An impressive crossover of black metal and punk, the album saw the duo come into its own, shedding how were previously seen merely as the masked live bassist and guitarist for Mgla, one of Poland’s biggest black metal bands.
History once again repeats itself with Owls Woods Graves’s latest album Strix. Easily reaching the heights of Citizenship of the Abyss and Secret Spies of the Horned Patrician that released in between, Strix is a great, rip-roaring album filled front to back with riffs drenched in black metal and punk.
Having said that, in the Venn diagram where black metal and punk as subgenres intersect, there exists an even smaller circle dead centre of it. A colourless, lightless realm where subgenres lose meaning, Strix sits upon the throne in the maw of this abyss.

Ravenous dissonance becomes ghoulish design
In black metal, song structures are unconventional and typically deviates from the standard verse-to-chorus-to-verse compositions.

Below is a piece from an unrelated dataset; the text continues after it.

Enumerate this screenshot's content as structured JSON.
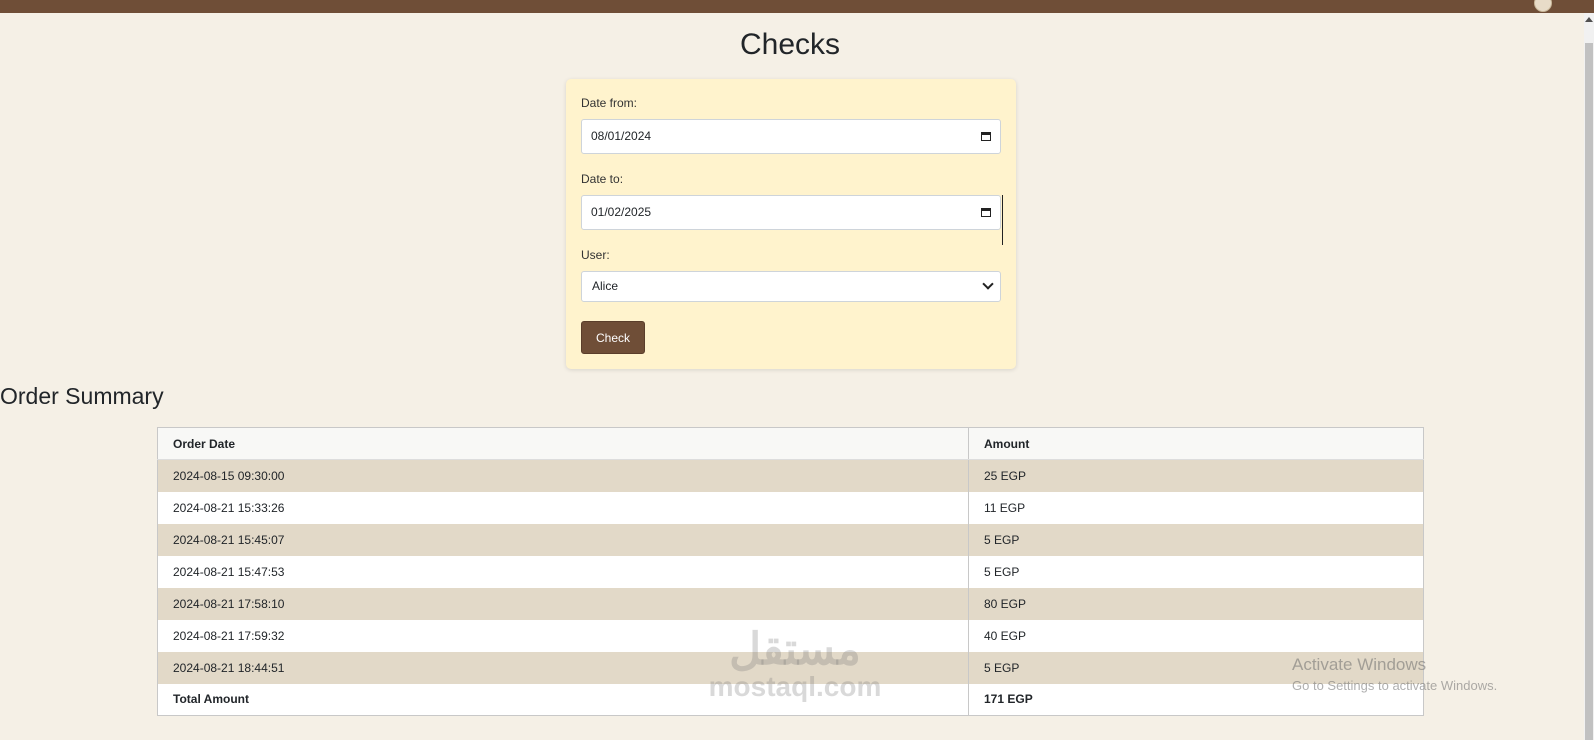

It is one of the many defining aspects of the subgenre.
Strix pushes this to the limit, particularly with how often it crosses black metal into punk and vice versa, making the album and the songs in it impossible to classify, but there is a clear pattern of there being more blackened punk than standard black metal punk songs.
Songs such as Anarcho-Occultism, Black Flame in Our Hearts and Say No to Heaven even seem to be inspired by Oi! subpunk rock. The remaining few, such as They Come Again, The Cliff Dance and Winged They Come hew closest to black metal punk with all the tremolo picking and blast beats.
However, none of these are a complaint. Each of Owls Woods Graves two previous albums demonstrated distinct identities of their own and Strix is no different.
It is different from Citizenship of the Abyss and Secret Spies of the Horned Patrician, certainly, but Strix still scratches the itch for that weird, flexible crossover of black metal and punk distinct to the band.